After Universal had 'used' Sherlock Holmes and Dr. Watson in three consecutive films as an audience magnet for their wartime flag wavers (and with increasingly poor box office results), the master sleuth finally is back in his 'natural' crime element; in contemporary England this time (no more Victorian nostalgia as in the first two movies with Basil Rathbone produced by 20th Century-Fox), but still in a rather creepy atmosphere: an old manor in Northumberland, which has been turned into a rest home for shell-shocked soldiers - and when the daughter of the house falls in love with one of them (and an American on top of it all!), her brothers clearly object to her marrying him; and are both murdered within a few days...This movie really's got the 'creepy old house' feeling about it, Holmes investigates again with his usual methods; and there isn't even any Moriarty involved - so this is a real good, clean, suspenseful and clever whodunit, which keeps the watchful viewer's eye and mind busy constantly if he wants to guess the culprit in the end before Holmes catches him in an old dark vault underneath the building - or is HE the one who's caught?? Very entertaining, well played and directed, a real enjoyment for classic whodunit fans!

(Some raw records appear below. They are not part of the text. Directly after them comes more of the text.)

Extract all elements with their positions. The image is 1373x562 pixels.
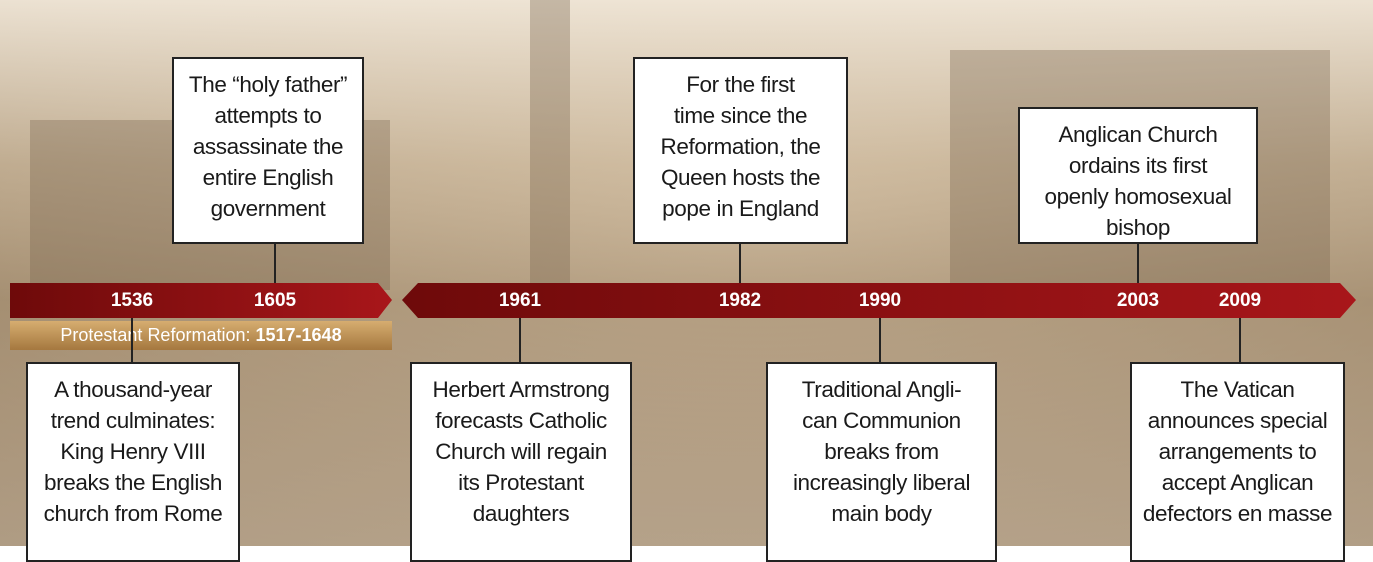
- connector: [274, 244, 276, 283]
- event-text: Church will regain: [412, 436, 630, 467]
- event-text: accept Anglican: [1132, 467, 1343, 498]
- reformation-band: Protestant Reformation: 1517-1648: [10, 321, 392, 350]
- event-text: openly homosexual: [1020, 181, 1256, 212]
- event-text: attempts to: [174, 100, 362, 131]
- event-text: Traditional Angli-: [768, 374, 995, 405]
- connector: [1137, 244, 1139, 283]
- connector: [739, 244, 741, 283]
- event-text: its Protestant: [412, 467, 630, 498]
- page: Protestant Reformation: 1517-1648 (() =>…: [0, 0, 1373, 546]
- event-text: arrangements to: [1132, 436, 1343, 467]
- event-text: assassinate the: [174, 131, 362, 162]
- year-label: 1536: [92, 287, 172, 315]
- event-text: pope in England: [635, 193, 846, 224]
- event-text: can Communion: [768, 405, 995, 436]
- year-label: 2003: [1098, 287, 1178, 315]
- event-text: government: [174, 193, 362, 224]
- event-text: main body: [768, 498, 995, 529]
- event-text: breaks from: [768, 436, 995, 467]
- connector: [879, 318, 881, 362]
- year-label: 1605: [235, 287, 315, 315]
- event-text: The Vatican: [1132, 374, 1343, 405]
- event-text: Herbert Armstrong: [412, 374, 630, 405]
- event-text: announces special: [1132, 405, 1343, 436]
- event-text: time since the: [635, 100, 846, 131]
- connector: [1239, 318, 1241, 362]
- year-label: 1982: [700, 287, 780, 315]
- connector: [131, 318, 133, 362]
- year-label: 1961: [480, 287, 560, 315]
- event-text: entire English: [174, 162, 362, 193]
- connector: [519, 318, 521, 362]
- event-text: forecasts Catholic: [412, 405, 630, 436]
- event-text: Reformation, the: [635, 131, 846, 162]
- event-text: bishop: [1020, 212, 1256, 243]
- year-label: 1990: [840, 287, 920, 315]
- event-text: ordains its first: [1020, 150, 1256, 181]
- event-text: breaks the English: [28, 467, 238, 498]
- event-text: Queen hosts the: [635, 162, 846, 193]
- event-text: A thousand-year: [28, 374, 238, 405]
- event-text: For the first: [635, 69, 846, 100]
- event-text: Anglican Church: [1020, 119, 1256, 150]
- event-text: The “holy father”: [174, 69, 362, 100]
- event-text: daughters: [412, 498, 630, 529]
- year-label: 2009: [1200, 287, 1280, 315]
- bar-segment: [10, 283, 392, 318]
- event-text: King Henry VIII: [28, 436, 238, 467]
- event-text: church from Rome: [28, 498, 238, 529]
- event-text: increasingly liberal: [768, 467, 995, 498]
- event-text: defectors en masse: [1132, 498, 1343, 529]
- reformation-range: 1517-1648: [256, 325, 342, 345]
- reformation-label: Protestant Reformation:: [60, 325, 250, 345]
- event-text: trend culminates:: [28, 405, 238, 436]
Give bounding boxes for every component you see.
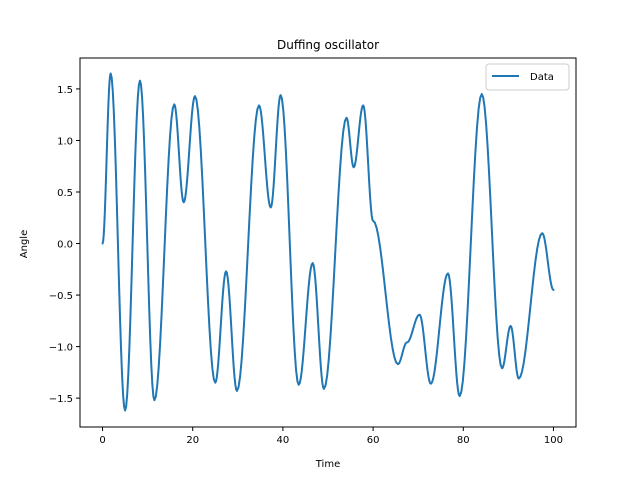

More of a whodunit than a matching of wits. The suspense really starts when Holmes begins to unravel the puzzling Musgrave ritual. To that point, the screenplay has meandered more than usual; at the same time, the movie keeps up interest with the customary sinister atmosphere. The human chessboard is a cleverly memorable centerpiece that effectively focuses the action. Note also the imaginative touch in the opening scene with the raven. The scene could have opened in more pedestrian fashion with a mood-setting conversation among pub patrons. However, adding the offbeat and sinister raven is just the kind of touch that lifts this series above other detective shows of the day.I expected Hillary Brooke would do one of her coldly composed matron roles she was so good at. Instead, plays an uncharacteristic ingénue role (Sally) and not nearly as well. Note Milburn Stone of Gunsmoke fame in an uncredited walk-on as the young American officer. I don't know why someone thought the flashbacks of the actual crimes was necessary, but for me, they were a contrived distraction—surely the master detective's reconstruction of the crimes should have been enough. The movie does have its moments, as fans would expect, but on the whole the first 20 minutes is weaker than usual suggesting some uncharacteristic padding.